From medieval Latin exclūsīvus (= the participial stem of exclūdĕre "to exclude" plus an adjectival ending). (Oxford English Dictionary)
In the sense of exclusive disjunction, the earliest occurrence I have found is in Bradley (1883). Bradley argued that or was unambiguously exclusive. His discussion, like much of the 19th century literature, focused on disjunction of predicates rather than disjunction of propositions:
It has been doubted if alternatives are always exclusive. "A is b or c," it is said, may be taken to admit that A is possibly both. It may either be bc or b or c. And, no doubt, in our ordinary disjunctive statements we either leave the meaning to be gathered from the context, or really may not know what it is that we mean. But our slovenly habits of expression and thought are no real evidence against the exclusive character of disjunction. "A is b or c" does strictly exclude "A is both b and c." When a speaker asserts that a given person is a fool or a rogue, he may not mean to deny that he is both. But, having no interest in showing that he is both, being perfectly satisfied provided he is one, either b or c, the speaker has not the possibility bc in his mind. Ignoring it as irrelevant, he argues as if it did not exist. And thus he may practically be right in what he says, though formally his statement is downright false: for he has excluded the alternative bc. (p. 124)

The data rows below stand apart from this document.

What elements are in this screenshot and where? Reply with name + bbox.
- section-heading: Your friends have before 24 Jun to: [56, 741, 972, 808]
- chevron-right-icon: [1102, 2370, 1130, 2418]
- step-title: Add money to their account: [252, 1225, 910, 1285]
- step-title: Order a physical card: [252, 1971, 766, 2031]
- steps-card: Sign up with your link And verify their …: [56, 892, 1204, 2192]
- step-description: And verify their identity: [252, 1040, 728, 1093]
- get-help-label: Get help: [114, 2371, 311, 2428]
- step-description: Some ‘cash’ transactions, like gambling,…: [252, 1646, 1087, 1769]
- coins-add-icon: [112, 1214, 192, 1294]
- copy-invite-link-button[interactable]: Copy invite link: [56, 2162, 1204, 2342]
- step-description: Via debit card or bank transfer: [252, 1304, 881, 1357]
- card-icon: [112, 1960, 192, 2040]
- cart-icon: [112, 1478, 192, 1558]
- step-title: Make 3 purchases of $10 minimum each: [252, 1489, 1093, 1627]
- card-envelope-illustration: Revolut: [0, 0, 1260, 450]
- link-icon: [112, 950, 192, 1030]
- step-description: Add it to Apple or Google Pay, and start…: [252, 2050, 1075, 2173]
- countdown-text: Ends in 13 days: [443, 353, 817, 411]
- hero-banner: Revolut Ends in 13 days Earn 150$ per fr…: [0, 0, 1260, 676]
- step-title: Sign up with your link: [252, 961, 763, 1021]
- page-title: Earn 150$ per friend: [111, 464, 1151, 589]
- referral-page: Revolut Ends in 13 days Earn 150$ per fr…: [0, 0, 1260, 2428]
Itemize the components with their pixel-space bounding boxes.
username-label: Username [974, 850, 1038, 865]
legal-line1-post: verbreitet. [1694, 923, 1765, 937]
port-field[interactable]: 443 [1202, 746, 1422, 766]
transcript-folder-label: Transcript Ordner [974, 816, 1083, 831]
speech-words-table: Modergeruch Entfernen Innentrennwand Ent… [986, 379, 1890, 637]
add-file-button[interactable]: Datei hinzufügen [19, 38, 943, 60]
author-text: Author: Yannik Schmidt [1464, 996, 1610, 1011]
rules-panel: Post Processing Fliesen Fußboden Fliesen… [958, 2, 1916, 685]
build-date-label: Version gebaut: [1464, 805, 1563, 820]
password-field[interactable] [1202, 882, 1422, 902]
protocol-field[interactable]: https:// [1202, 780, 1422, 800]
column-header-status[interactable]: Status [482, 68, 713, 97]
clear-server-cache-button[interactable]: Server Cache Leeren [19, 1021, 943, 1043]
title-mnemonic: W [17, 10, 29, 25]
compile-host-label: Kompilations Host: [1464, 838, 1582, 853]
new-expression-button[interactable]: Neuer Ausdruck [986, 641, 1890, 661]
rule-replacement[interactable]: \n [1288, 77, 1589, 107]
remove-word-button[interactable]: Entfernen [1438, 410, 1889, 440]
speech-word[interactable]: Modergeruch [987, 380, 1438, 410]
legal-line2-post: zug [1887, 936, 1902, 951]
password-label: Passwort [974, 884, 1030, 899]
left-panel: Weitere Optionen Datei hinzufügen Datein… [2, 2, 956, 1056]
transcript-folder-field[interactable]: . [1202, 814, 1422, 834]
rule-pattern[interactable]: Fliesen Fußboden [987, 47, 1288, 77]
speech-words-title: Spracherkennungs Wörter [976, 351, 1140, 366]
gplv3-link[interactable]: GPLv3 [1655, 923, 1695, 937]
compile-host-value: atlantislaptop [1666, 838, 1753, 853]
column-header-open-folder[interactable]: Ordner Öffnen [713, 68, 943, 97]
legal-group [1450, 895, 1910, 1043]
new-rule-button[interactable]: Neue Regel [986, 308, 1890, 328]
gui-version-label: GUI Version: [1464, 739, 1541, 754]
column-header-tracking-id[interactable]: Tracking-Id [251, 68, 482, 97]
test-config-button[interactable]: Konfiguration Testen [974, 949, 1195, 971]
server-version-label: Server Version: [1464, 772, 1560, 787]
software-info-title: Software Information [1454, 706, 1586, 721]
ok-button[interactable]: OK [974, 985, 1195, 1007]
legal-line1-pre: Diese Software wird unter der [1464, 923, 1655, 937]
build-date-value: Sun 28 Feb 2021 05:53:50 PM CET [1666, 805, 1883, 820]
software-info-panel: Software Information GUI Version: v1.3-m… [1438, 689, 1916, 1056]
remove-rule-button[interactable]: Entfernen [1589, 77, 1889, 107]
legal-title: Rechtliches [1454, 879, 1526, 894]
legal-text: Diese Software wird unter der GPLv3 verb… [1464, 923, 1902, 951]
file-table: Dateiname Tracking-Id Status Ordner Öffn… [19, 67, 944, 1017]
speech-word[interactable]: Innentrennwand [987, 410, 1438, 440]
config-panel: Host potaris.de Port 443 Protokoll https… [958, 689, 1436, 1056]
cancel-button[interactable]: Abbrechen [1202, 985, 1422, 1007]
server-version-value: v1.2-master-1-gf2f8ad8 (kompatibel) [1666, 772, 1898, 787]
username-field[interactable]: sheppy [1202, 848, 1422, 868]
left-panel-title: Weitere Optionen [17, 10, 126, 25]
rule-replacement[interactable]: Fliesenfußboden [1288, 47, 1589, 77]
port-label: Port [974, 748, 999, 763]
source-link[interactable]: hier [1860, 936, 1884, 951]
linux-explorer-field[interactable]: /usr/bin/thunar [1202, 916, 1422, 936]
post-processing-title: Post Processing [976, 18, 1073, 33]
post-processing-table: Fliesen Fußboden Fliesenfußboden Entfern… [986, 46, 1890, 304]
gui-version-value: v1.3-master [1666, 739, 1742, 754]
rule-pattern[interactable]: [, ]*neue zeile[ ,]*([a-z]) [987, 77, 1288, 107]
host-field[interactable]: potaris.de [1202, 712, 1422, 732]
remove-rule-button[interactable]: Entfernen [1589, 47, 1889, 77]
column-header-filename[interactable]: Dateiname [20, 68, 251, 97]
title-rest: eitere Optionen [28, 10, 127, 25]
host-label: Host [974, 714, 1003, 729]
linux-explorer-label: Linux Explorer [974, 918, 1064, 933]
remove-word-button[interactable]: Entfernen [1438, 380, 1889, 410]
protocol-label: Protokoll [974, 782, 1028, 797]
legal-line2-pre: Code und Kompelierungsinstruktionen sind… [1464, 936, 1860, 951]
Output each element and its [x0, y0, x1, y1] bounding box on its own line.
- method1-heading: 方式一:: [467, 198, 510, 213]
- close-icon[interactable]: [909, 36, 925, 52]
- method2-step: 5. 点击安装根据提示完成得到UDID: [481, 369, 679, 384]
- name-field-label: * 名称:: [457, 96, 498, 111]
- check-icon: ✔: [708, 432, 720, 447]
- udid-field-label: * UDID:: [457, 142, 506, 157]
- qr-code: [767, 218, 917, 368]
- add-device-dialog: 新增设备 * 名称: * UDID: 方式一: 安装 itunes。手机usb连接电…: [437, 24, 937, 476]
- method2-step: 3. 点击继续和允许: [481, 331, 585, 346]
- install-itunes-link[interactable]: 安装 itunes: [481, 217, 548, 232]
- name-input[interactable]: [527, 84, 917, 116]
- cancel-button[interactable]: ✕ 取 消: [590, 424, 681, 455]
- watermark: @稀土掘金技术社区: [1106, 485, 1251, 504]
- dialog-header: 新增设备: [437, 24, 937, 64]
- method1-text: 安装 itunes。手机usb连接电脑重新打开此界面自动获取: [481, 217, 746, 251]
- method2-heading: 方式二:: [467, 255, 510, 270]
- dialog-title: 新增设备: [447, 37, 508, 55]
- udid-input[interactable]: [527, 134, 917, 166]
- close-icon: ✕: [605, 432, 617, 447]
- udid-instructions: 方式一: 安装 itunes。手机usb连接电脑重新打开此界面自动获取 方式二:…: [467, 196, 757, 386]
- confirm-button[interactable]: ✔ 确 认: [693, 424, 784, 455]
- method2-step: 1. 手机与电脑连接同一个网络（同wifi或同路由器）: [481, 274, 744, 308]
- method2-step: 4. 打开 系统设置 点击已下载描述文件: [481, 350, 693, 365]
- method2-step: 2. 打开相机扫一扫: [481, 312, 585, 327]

In the sense of exclusive first-person pronouns, exclusive appears to have been introduced in Humboldt (1828):
Several American languages have two plural forms in the first person, an exclusive and an inclusive form, according as we would include or exclude the person addressed. It has been thought that this peculiarity belonged exclusively to the American languages; but it is also found in the Mantchu, the Tamul, and in all the dialects of the South Sea Islands. All these languages have indeed this grammatical form in common; but it is only in the abstract. Each of them expresses it by a different sound: the identity of this form, therefore, does not furnish any proof of the affinity of these languages. (p. 7)
References
- Bradley, F.H. (1883) The Principles of Logic. Kegan Paul, Trench and Company.
- von Humboldt, Wilhem (1828) An Essay on the Best Means of Ascertaining the Affinities of Oriental Languages. J.L. Cox.